The changes they were making, going from being a group of Rebels, with loose structure and command, to a more formal military was difficult at times. One, because he was unused to insisting on decorum with people he fought side-by-side with and considered to be friends. Two, because the old punishments tended to be the tedious or annoying jobs that needed to be done around a ship or base, and now those jobs were filled by people who actually wanted to do them. And three, because sometimes when he had the urge to discipline someone in his unit he questioned himself continually over what was once forgotten being on a more permanent record than the unit's droid or his memory.

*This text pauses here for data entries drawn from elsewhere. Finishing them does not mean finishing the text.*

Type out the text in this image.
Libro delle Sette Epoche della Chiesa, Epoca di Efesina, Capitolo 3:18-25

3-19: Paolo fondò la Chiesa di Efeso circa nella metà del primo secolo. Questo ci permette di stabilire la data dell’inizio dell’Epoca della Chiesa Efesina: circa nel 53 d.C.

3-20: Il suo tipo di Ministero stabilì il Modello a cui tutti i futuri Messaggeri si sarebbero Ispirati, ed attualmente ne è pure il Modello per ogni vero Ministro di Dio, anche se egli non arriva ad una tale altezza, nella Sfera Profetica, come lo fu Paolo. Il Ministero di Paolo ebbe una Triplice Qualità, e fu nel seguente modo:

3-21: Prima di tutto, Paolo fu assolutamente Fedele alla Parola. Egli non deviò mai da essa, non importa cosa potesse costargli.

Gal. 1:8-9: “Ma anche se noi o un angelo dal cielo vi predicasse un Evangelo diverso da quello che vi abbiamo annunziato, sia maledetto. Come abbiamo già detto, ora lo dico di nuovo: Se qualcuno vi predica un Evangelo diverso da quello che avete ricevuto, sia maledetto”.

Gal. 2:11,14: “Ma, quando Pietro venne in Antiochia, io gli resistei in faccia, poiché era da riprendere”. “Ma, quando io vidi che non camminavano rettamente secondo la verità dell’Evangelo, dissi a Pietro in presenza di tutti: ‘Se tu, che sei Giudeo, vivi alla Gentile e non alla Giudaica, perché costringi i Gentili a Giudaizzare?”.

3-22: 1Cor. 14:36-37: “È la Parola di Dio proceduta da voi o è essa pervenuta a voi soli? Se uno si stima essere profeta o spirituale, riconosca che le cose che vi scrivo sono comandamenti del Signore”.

He missed the days when he was just one of them, able to join in whatever prank they were planning, card game that was starting, or wager on the love lives of the other personnel on base. Now it felt like there was a wall between him and some of the Rogues. Not Tycho, or Wes and Hobbie, so much as the newer pilots, but even when he was with his friends he sometimes wondered if his suggestions were given more weight than they ought to be getting. As he waited for them to all be seated and ready so he could start the briefing, Wedge thought that this was the time that made him feel most like an outsider to their antics.

They drove him to the uttermost edges of his sanity at times, but he didn't want to become separated from them because he always wanted to be their friend even if he was also their commanding officer. He just had to find a way to balance all of these changes without losing his own path.